Ghana’s High Commissioner to the United Kingdom
- In office 7 November 1980 – January 1982
- President: Hilla Limann
- Preceded by: Ebenezer Moses Debrah
- Succeeded by: Kenneth Dadzie

Personal details
- Born: Francis Kelugu Badgie June 27, 1937 Gold Coast
- Died: 2020 (aged 82–83)
- Education: Tamale Secondary School
- Occupation: agriculturist

= Francis Badgie =

Ghanaian diplomat (1937-2020)

Francis Kelugu Badgie (1937-2020) was a Ghanaian public servant and diplomat who was Ghana's High Commissioner to the United Kingdom from November 1980 to January 1982.

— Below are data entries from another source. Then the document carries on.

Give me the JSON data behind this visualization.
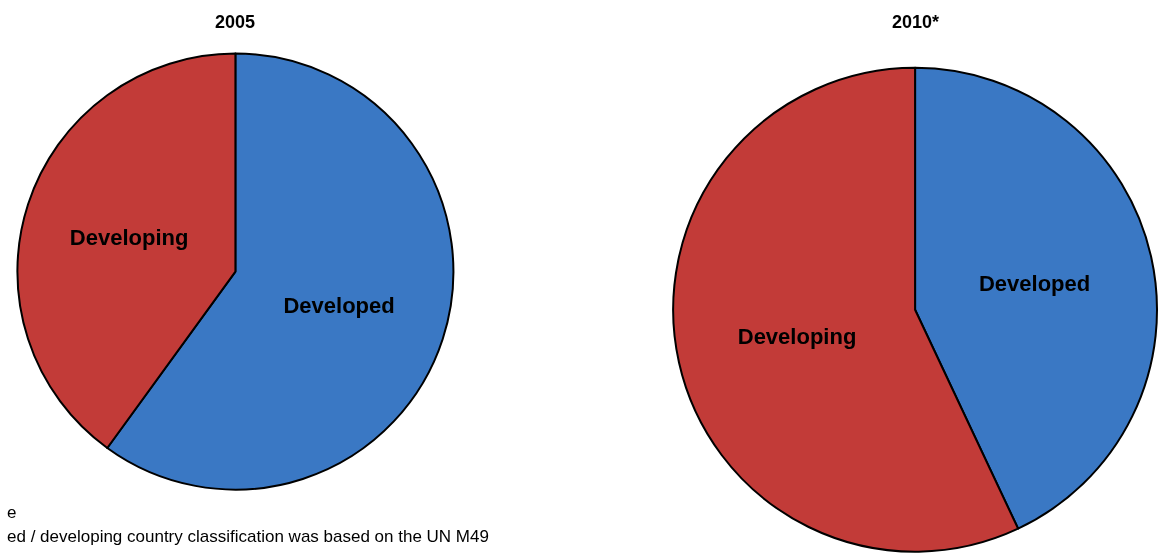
{
  "chart_data": [
    {
      "type": "pie",
      "title": "2005",
      "categories": [
        "Developed",
        "Developing"
      ],
      "values": [
        60,
        40
      ],
      "colors": [
        "#3a78c4",
        "#c23b38"
      ],
      "annotations": [
        "e",
        "ed / developing country classification was based on the UN M49"
      ]
    },
    {
      "type": "pie",
      "title": "2010*",
      "categories": [
        "Developed",
        "Developing"
      ],
      "values": [
        43,
        57
      ],
      "colors": [
        "#3a78c4",
        "#c23b38"
      ]
    }
  ]
}
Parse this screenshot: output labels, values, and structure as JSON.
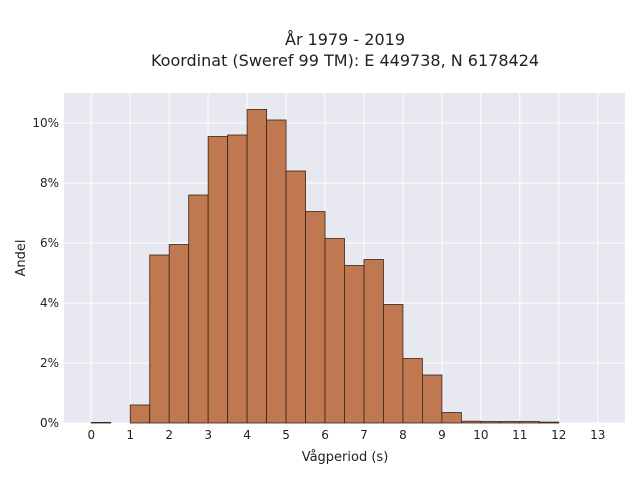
{
  "chart_data": {
    "type": "bar",
    "title_line1": "År 1979 - 2019",
    "title_line2": "Koordinat (Sweref 99 TM): E 449738, N 6178424",
    "xlabel": "Vågperiod (s)",
    "ylabel": "Andel",
    "bin_width": 0.5,
    "xlim": [
      -0.7,
      13.7
    ],
    "ylim": [
      0,
      11
    ],
    "x_ticks": [
      0,
      1,
      2,
      3,
      4,
      5,
      6,
      7,
      8,
      9,
      10,
      11,
      12,
      13
    ],
    "x_tick_labels": [
      "0",
      "1",
      "2",
      "3",
      "4",
      "5",
      "6",
      "7",
      "8",
      "9",
      "10",
      "11",
      "12",
      "13"
    ],
    "y_ticks": [
      0,
      2,
      4,
      6,
      8,
      10
    ],
    "y_tick_labels": [
      "0%",
      "2%",
      "4%",
      "6%",
      "8%",
      "10%"
    ],
    "bins": [
      {
        "start": 0.0,
        "value": 0.02
      },
      {
        "start": 0.5,
        "value": 0.0
      },
      {
        "start": 1.0,
        "value": 0.6
      },
      {
        "start": 1.5,
        "value": 5.6
      },
      {
        "start": 2.0,
        "value": 5.95
      },
      {
        "start": 2.5,
        "value": 7.6
      },
      {
        "start": 3.0,
        "value": 9.55
      },
      {
        "start": 3.5,
        "value": 9.6
      },
      {
        "start": 4.0,
        "value": 10.45
      },
      {
        "start": 4.5,
        "value": 10.1
      },
      {
        "start": 5.0,
        "value": 8.4
      },
      {
        "start": 5.5,
        "value": 7.05
      },
      {
        "start": 6.0,
        "value": 6.15
      },
      {
        "start": 6.5,
        "value": 5.25
      },
      {
        "start": 7.0,
        "value": 5.45
      },
      {
        "start": 7.5,
        "value": 3.95
      },
      {
        "start": 8.0,
        "value": 2.15
      },
      {
        "start": 8.5,
        "value": 1.6
      },
      {
        "start": 9.0,
        "value": 0.35
      },
      {
        "start": 9.5,
        "value": 0.06
      },
      {
        "start": 10.0,
        "value": 0.05
      },
      {
        "start": 10.5,
        "value": 0.05
      },
      {
        "start": 11.0,
        "value": 0.05
      },
      {
        "start": 11.5,
        "value": 0.03
      },
      {
        "start": 12.0,
        "value": 0.0
      },
      {
        "start": 12.5,
        "value": 0.0
      },
      {
        "start": 13.0,
        "value": 0.0
      }
    ],
    "grid": true,
    "colors": {
      "bar_fill": "#c07850",
      "bar_edge": "#3a2418",
      "plot_background": "#e8e8f0",
      "grid": "#ffffff"
    }
  }
}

== Early life and education ==
Francis Badgie was born on 27 July 1937 in Navrongo. He attended Tamale Secondary School and on completion went on to study agriculture at Kwadaso Agriculture College in Kwadaso.

== Career ==
Badgie was a teacher until he was appointed managing director of the Upper Regional Development Corporation. In 1980, Hilla Limann nominated and appointed Badgie as Ghana's High Commissioner to the United Kingdom. Badgie held office until January 1982 after the overthrow of Limann’s government by the Provisional National Defense Council (PNDC). In 1983, Badgie became a member of the newly founded Ghana Democratic Movement whose aim was to oust the PNDC and re-introduce multi-party democracy.